Both of my game groups aren’t roleplaying much right now, though the Tuesday night group is getting together regularly (and we’re playing fun board games most weeks).
In January, I got a chance to play in Clay’s Dungeon World game. It’s an interesting system that I’ve wanted to try since I read its sister games (Apocalypse World and Monster Hearts), and Clay did a great job. He had a huge table, which made things a little trickier… but it served as a great platform, from which he recruited a group for recurring (instead of one-off) play.
Also in January, I ran the first half of a Fate Accelerated game–a holiday special. The players were Santa’s Elves, escorting their charges home on the Polar Express, when a blizzard and wolves and terrible things broke out. Fortunately, the elves managed to rally the kids and fight off the first assaults using ingenuity and Christmas presents.
On Tuesday, we returned and completed the adventure. Our brave elves used their steam and cocoa to melt snow from the tracks, summoned the reindeer to create an attack force, and stormed Santa’s workshop to free the jolly old elf. The White Witch’s minions were defeated in droves, and the elves stormed Santa’s cottage to free the Clauses from their villainous imprisonment.
What convinced me to wait for a giant, continuous read through the Wheel of Time was abandoning Knife of Dreams a few chapters in after suffering through Winter’s Heart years ago.

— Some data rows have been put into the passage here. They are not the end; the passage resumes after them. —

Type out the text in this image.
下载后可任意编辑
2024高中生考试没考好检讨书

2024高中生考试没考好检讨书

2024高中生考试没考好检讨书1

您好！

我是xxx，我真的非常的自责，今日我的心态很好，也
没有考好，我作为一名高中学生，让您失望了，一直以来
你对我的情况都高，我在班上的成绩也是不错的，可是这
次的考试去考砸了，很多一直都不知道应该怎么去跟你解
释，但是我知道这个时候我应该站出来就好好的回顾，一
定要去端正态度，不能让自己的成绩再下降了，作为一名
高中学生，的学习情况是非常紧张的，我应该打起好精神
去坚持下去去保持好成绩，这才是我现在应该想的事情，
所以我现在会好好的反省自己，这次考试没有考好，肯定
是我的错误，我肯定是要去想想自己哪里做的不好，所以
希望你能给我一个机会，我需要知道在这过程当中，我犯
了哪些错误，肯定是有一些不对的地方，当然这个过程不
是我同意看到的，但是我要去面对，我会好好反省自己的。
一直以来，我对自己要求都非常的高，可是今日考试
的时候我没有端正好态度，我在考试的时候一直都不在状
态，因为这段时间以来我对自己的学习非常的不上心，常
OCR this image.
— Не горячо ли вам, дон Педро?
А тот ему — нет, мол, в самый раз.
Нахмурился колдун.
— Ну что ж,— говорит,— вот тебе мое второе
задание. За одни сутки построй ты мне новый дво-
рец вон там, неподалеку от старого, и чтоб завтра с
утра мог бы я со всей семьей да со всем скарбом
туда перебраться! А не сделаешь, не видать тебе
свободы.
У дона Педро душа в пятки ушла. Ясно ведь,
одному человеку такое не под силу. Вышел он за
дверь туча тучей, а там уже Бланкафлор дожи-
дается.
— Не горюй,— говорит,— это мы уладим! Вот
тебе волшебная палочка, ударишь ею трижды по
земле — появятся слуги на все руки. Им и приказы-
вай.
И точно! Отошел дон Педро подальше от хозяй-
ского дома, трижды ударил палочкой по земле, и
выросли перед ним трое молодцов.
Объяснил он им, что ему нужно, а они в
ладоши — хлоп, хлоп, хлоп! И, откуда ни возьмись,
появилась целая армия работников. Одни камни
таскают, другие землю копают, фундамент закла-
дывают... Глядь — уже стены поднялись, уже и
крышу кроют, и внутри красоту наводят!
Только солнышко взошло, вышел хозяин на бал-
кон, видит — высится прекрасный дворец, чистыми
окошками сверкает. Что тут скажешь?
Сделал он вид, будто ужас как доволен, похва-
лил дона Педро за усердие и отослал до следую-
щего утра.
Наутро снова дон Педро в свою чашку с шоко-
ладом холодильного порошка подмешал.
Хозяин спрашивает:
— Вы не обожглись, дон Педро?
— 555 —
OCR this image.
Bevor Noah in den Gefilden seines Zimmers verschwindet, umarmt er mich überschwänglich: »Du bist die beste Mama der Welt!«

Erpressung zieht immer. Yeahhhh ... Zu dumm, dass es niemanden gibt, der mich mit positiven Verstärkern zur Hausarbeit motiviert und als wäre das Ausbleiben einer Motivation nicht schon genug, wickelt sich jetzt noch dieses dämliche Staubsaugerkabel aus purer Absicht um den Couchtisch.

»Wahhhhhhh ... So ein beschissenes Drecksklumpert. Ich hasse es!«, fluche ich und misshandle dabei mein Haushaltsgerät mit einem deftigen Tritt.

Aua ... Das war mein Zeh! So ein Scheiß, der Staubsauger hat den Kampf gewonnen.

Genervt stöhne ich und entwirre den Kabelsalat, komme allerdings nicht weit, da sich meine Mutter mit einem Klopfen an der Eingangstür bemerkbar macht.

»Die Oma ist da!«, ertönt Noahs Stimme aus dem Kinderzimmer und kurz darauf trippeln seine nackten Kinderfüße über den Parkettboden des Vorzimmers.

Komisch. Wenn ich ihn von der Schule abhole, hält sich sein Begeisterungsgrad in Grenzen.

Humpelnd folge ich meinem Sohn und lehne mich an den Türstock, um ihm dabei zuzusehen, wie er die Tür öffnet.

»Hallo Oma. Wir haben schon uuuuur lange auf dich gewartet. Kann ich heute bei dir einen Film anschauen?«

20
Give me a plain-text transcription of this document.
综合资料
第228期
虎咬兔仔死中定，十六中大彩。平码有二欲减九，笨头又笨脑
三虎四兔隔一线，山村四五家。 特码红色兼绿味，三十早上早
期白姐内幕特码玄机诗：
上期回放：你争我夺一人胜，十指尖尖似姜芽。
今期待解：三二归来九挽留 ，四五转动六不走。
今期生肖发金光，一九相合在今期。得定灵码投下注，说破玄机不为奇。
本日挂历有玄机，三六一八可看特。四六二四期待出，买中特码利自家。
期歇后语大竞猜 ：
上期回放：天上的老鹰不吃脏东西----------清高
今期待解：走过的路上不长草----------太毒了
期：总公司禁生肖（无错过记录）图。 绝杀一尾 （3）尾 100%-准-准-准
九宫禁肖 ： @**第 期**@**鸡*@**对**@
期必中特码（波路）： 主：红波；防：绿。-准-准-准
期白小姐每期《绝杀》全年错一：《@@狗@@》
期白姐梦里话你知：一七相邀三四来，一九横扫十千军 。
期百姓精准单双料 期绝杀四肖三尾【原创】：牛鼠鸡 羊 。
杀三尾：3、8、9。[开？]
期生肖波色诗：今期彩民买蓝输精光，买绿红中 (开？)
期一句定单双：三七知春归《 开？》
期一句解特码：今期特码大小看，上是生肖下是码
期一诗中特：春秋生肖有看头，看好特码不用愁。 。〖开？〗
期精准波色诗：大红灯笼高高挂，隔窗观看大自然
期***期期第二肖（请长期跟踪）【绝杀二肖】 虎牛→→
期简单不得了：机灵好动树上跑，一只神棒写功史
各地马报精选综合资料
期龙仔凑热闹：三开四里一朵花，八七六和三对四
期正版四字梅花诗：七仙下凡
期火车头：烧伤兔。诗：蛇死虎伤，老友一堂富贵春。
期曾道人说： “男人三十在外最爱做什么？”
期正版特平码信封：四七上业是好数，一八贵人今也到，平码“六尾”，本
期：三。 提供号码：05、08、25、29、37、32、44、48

Winter’s Heart feels proportionate following Path of Daggers. The rotation around the circle catches everyone, without too many successive chapters of various minor characters. In fact, the pace seems to pick up, with several viewpoints in individual chapters now.
Crossroads of Twilight is a bit slower, mostly because its events are largely a continuation of the previous book’s events. Perrin is still trying to free Faile, Mat is still fleeing/courting, and Egewene is stuck in seige throughout. (It also suffers, a bit, from having Winter’s Heart’s rush forward with Rand, so that each other character in this book can mark time from the cleansing–it crosses all of their stories, but takes a while to get to for some characters.)
With Knife of Dreams it’s becoming clear that the world is coming to an end. The world is unraveling in ominous ways–Tarmon Gai’don isn’t just words anymore, it’s happening. It’s almost amusing now that I gave up because “nothing was happening” and I didn’t care about enough characters–because this is the book that lays down a marker and substantially ups the pace.
I’m just beginning The Gathering Storm, the first of Sanderson’s contributions. So far, I doubt I’d have noticed, which is high praise. [The first chapter with the abandoned farm feels somewhat different… more grounded? I did notice that, before I even thought about Sanderson’s role.]